The Fraud Examiner
Shining a Light on Shell Companies: How Countries are Changing Beneficial Ownership Requirements
Anti-Money Laundering Campaign Leader, Global Witness
You don’t have to go further than turning on your flat-screen TV to know that crime and corruption are constantly in the news and focal points for TV entertainment. However, what’s less understood by the general public, but well known to investigators,
is that the most mundane details of a case are often the most important ones.
One of these obscure elements is now in the spotlight: anonymous shell companies, and the role they play in enabling money laundering and illicit activities. Whether it’s the
Panama Papers leak in 2016, the massive
Brazilian Car Wash scandal, the
Russian laundromat, or a growing collection of news articles involving luxury real estate purchased by shadowy figures, the role that anonymous shell companies can play in nearly every crime that generates money is being revealed.
Shell companies provide anonymity in a few different ways. First, in most jurisdictions, a person forming a company is not required to disclose the fact that they own the company. The jurisdiction may require the name of an agent, the number of shares that make up the company or an address where they can process service
requests, but that is often the extent of the disclosure. As such, simply by omitting the name of the real owner, companies can be formed with no record of who truly controls and benefits from that company — that is, those individuals known as the beneficial owner or owners.

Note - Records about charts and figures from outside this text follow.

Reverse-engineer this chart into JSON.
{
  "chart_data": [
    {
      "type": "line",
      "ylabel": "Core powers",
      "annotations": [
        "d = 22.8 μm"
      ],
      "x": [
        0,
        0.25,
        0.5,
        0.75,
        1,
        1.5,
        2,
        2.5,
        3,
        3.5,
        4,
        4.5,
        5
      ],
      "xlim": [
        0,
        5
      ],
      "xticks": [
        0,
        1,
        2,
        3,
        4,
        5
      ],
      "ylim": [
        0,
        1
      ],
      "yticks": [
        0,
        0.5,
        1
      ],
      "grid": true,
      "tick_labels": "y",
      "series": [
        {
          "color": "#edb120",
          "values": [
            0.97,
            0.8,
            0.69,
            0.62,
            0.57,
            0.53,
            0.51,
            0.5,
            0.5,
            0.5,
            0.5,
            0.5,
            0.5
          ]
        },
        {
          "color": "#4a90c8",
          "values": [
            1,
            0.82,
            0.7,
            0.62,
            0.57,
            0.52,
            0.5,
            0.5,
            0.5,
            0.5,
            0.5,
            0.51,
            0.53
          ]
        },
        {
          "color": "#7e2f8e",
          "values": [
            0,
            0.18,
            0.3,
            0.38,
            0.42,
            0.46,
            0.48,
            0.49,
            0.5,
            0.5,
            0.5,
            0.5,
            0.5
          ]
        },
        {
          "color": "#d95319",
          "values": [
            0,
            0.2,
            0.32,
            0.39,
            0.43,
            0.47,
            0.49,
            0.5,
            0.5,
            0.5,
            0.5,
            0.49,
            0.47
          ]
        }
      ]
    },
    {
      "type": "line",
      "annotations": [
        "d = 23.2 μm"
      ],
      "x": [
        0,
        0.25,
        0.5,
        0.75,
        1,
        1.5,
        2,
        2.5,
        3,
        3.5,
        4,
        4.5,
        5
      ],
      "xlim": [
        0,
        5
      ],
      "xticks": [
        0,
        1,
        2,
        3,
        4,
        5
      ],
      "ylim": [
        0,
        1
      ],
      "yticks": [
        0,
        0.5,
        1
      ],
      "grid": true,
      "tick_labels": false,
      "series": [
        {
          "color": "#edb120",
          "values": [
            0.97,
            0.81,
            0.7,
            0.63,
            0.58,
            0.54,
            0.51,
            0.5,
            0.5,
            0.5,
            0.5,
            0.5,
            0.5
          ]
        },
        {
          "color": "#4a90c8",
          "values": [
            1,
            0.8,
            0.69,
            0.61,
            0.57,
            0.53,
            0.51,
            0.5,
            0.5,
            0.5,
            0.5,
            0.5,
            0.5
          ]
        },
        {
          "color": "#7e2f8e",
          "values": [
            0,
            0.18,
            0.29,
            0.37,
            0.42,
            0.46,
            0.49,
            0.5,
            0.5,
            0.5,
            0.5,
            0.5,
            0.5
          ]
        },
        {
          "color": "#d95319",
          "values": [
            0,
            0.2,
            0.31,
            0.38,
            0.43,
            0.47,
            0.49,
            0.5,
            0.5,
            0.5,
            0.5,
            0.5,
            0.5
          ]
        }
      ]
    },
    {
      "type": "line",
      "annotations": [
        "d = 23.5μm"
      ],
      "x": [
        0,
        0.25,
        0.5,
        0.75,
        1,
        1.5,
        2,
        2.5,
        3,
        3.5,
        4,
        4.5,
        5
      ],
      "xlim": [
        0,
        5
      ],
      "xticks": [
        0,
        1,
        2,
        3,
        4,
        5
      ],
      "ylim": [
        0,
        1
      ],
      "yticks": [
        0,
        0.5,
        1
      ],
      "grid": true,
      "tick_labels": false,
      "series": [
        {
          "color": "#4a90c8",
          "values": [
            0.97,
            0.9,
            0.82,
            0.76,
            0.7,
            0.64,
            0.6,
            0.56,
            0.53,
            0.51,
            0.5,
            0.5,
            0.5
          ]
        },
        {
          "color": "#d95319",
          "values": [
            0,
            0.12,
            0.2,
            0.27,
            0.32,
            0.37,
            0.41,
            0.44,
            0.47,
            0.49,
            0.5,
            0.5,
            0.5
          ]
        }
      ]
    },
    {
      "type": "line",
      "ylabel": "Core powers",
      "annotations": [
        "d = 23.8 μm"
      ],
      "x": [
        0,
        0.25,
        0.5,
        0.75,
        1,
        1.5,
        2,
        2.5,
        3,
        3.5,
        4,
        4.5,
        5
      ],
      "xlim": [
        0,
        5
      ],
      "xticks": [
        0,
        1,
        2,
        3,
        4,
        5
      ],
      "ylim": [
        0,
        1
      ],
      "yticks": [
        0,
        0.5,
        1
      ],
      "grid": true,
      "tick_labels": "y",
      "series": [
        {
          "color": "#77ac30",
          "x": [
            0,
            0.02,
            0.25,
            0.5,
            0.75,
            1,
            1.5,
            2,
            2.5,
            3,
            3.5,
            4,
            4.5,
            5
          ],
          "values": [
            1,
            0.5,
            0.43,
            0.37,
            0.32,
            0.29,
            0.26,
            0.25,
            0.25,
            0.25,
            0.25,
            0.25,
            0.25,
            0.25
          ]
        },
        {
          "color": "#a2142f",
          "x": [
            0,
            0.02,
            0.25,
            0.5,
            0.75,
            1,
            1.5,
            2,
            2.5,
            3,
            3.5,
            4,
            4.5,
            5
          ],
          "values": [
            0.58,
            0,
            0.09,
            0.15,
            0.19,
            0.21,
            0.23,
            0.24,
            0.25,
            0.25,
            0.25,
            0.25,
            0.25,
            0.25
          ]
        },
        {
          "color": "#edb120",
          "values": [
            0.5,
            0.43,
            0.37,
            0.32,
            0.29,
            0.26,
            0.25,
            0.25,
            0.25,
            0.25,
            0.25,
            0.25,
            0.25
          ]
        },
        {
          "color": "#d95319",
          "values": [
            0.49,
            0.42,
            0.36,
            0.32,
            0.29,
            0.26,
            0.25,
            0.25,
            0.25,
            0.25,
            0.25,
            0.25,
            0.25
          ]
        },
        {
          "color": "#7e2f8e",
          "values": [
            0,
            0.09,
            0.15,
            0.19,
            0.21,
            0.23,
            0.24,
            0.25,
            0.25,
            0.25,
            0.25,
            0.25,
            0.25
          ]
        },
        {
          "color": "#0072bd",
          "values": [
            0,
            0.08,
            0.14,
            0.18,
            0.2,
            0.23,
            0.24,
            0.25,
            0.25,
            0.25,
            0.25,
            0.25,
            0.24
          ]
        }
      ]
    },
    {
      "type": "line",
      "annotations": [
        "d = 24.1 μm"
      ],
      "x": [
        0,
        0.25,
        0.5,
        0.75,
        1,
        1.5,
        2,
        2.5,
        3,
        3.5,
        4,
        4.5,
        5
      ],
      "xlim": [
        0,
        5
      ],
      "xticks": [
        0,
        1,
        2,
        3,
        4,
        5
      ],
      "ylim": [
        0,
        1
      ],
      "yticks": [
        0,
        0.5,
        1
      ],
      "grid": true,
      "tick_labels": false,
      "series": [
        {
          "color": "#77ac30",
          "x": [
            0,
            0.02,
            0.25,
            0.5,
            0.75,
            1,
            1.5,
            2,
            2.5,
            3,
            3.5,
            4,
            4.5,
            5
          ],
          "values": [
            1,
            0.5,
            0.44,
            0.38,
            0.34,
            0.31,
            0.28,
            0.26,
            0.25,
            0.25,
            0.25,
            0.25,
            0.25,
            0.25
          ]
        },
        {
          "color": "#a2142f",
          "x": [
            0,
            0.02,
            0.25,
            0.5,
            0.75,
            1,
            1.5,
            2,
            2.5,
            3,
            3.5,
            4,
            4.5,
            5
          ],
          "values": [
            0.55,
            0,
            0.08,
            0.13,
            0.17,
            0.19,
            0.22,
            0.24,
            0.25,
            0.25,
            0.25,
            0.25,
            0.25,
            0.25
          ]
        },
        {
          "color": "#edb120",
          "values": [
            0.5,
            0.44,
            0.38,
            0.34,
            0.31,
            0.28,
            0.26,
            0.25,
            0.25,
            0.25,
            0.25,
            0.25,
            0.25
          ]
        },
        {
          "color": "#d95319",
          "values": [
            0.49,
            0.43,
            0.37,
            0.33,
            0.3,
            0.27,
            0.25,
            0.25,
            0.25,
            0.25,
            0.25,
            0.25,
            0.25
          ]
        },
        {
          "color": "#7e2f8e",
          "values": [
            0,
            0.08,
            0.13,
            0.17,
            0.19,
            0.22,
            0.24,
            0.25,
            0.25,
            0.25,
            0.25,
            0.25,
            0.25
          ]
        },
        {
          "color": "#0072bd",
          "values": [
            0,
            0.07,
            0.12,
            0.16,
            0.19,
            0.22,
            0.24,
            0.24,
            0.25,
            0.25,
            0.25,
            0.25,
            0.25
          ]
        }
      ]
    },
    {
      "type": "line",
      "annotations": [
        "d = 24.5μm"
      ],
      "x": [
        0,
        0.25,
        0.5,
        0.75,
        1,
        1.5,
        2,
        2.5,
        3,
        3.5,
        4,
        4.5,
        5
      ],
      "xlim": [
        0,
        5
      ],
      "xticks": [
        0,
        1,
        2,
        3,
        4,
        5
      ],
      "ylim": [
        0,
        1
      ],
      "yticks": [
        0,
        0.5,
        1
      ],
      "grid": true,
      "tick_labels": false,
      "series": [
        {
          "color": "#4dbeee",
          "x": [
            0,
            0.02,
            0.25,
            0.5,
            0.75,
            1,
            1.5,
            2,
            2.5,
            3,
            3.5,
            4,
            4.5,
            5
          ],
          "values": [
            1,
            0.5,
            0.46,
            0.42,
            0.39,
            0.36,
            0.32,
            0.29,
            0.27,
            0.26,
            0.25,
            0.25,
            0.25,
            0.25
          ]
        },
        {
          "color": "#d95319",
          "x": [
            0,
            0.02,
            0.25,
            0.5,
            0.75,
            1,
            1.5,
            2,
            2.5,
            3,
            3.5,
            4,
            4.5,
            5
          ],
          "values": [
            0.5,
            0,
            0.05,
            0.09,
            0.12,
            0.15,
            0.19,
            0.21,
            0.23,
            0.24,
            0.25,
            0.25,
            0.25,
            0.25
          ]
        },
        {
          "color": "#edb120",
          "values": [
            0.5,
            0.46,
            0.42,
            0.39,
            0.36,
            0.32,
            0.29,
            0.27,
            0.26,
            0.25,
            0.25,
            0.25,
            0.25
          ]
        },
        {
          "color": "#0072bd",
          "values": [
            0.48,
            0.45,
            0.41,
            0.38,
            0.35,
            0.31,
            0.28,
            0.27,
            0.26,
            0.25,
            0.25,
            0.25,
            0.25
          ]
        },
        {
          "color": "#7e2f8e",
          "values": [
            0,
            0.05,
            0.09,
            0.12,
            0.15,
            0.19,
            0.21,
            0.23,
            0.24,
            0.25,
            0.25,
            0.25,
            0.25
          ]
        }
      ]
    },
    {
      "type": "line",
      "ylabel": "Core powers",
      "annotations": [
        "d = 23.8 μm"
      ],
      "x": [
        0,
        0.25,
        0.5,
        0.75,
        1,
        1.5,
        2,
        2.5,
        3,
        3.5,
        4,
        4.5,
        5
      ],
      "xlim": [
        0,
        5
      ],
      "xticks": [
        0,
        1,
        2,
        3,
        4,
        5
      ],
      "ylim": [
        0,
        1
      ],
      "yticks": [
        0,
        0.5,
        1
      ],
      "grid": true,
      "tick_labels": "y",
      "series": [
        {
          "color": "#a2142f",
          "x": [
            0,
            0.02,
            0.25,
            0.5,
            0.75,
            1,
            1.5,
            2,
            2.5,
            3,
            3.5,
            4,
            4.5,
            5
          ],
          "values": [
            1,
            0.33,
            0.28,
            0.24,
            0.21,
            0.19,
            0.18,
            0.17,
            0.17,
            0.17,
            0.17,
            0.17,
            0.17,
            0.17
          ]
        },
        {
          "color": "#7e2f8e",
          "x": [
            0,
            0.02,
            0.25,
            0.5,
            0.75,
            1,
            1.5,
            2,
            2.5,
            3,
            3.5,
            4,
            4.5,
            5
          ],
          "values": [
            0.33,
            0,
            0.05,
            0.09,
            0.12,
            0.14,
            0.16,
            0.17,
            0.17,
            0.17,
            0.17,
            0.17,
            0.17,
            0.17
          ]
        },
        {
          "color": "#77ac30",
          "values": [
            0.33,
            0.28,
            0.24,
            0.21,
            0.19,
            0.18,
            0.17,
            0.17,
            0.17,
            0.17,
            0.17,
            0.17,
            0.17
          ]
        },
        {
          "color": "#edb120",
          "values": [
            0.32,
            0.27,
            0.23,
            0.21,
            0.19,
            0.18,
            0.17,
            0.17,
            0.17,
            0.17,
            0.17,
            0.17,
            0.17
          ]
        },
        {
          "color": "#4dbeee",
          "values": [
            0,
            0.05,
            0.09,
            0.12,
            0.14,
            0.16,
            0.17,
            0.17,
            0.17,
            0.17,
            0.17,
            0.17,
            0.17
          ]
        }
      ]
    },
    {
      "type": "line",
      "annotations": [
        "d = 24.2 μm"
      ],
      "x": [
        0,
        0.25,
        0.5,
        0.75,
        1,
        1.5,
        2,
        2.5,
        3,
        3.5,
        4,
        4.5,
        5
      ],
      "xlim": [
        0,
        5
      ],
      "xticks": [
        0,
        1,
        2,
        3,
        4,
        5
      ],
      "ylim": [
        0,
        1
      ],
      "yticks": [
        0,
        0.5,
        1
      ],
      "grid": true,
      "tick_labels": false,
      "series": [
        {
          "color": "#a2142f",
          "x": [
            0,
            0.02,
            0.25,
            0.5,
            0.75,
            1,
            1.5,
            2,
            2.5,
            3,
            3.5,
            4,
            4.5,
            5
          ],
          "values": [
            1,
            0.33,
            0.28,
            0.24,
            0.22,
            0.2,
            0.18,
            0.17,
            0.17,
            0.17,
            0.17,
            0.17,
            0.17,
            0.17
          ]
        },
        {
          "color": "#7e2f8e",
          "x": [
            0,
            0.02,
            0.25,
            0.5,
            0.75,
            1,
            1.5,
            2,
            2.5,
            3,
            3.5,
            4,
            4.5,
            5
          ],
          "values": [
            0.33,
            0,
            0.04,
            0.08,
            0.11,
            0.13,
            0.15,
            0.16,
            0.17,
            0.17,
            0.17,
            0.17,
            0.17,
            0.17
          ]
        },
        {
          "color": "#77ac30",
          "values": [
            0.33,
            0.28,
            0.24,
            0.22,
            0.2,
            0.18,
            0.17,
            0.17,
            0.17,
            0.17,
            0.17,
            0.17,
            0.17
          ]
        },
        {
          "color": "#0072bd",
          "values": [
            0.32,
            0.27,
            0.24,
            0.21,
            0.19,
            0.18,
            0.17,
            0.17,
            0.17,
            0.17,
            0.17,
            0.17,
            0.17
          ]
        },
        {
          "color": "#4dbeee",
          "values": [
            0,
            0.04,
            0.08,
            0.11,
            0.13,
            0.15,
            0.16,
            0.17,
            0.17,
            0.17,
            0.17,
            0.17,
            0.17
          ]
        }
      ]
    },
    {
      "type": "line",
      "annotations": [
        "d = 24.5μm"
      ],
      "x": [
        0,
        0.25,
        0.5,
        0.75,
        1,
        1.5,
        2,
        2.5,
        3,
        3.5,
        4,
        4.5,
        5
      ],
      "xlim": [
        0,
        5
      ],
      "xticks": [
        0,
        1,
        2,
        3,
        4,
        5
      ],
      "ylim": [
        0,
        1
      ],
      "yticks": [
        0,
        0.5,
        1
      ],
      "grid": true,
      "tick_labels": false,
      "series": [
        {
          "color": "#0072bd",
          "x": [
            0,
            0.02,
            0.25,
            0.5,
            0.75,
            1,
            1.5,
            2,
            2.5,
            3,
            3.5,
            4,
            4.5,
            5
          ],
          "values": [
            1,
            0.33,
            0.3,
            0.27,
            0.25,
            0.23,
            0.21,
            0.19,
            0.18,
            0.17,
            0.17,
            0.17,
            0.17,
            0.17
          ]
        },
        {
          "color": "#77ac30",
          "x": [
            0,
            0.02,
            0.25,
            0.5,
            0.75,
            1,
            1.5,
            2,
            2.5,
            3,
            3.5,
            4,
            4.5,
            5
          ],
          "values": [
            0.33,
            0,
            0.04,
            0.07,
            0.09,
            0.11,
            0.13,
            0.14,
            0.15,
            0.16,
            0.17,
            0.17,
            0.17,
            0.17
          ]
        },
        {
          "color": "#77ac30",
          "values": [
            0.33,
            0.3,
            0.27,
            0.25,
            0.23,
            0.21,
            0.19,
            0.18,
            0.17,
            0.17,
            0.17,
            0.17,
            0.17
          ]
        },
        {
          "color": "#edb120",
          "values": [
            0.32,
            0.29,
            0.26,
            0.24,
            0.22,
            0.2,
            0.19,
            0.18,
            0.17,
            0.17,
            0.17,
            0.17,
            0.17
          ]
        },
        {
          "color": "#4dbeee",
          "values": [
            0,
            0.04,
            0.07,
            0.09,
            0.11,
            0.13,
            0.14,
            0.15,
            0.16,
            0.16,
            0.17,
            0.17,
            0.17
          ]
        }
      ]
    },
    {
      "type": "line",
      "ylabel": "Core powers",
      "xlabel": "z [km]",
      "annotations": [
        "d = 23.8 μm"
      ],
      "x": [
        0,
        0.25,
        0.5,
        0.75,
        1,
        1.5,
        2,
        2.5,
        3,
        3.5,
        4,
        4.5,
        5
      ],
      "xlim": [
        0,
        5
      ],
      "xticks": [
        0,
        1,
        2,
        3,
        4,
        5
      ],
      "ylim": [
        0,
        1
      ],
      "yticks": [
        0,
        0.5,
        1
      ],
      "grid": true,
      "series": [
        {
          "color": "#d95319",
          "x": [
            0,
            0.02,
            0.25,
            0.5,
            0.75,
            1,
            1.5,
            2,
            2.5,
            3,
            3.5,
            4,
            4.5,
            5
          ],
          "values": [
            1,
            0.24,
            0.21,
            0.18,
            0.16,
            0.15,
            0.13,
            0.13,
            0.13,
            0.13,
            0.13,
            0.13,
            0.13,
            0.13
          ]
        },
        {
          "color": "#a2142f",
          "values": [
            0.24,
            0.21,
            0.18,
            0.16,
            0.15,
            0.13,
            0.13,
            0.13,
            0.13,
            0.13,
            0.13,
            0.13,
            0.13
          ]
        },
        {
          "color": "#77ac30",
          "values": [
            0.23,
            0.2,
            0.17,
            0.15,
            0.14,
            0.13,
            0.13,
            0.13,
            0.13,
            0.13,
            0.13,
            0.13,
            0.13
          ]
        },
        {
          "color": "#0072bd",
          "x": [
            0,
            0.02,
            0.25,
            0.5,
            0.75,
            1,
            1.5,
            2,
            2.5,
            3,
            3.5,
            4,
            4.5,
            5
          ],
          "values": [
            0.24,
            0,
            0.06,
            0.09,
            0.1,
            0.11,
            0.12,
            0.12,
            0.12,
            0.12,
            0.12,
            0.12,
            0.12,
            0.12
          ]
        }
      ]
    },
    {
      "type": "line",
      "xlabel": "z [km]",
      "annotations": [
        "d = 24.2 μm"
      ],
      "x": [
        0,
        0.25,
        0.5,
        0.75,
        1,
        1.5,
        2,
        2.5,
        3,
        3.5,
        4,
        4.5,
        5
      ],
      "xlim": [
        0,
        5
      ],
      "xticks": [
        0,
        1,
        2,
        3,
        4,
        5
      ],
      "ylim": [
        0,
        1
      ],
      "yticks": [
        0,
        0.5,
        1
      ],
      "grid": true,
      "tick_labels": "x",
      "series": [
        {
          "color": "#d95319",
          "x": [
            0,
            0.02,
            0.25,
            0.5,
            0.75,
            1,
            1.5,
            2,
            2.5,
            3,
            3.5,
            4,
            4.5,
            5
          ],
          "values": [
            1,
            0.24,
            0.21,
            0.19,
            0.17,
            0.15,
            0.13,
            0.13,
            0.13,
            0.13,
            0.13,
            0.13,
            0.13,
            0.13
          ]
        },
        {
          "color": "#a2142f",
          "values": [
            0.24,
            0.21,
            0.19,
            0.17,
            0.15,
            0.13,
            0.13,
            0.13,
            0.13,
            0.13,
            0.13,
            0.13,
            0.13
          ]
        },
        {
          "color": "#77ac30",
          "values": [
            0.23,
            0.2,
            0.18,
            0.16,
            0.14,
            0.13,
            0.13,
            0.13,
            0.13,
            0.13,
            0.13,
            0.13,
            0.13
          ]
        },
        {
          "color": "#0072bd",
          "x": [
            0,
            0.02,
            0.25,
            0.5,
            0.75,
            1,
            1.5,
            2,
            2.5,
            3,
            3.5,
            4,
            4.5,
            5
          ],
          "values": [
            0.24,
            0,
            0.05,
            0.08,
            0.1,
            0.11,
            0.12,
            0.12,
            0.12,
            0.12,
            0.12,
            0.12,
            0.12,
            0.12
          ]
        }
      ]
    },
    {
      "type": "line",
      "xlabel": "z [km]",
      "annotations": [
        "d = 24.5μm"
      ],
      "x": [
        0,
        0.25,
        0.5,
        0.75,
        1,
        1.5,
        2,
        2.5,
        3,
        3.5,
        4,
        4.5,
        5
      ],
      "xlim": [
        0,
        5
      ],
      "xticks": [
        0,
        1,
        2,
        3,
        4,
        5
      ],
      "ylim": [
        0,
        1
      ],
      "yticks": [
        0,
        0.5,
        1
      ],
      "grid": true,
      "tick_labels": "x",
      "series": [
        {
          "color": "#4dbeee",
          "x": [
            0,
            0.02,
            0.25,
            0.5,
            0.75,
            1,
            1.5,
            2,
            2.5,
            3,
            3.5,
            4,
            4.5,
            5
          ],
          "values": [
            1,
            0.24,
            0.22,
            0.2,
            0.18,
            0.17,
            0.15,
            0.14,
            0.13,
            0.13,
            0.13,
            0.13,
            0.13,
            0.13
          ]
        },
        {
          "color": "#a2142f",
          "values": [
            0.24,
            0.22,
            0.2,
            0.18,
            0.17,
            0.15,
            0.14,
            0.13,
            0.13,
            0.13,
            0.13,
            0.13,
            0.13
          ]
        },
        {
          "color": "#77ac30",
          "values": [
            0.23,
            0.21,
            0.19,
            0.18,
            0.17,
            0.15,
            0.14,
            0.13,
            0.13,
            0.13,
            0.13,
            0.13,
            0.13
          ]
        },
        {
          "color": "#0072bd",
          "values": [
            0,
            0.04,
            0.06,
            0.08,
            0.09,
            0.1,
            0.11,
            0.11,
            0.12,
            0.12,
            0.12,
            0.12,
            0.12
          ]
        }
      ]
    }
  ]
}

In other cases, where the names of a company employee or director are disclosed, bad actors can easily skirt or exploit this requirement by identifying a nominee director or manager — someone who purportedly has knowledge of or control of the company but in
reality knows very little or is paid to not know. Finally, certain jurisdictions allow individuals to set up companies and agree to keep that information secret and difficult to access.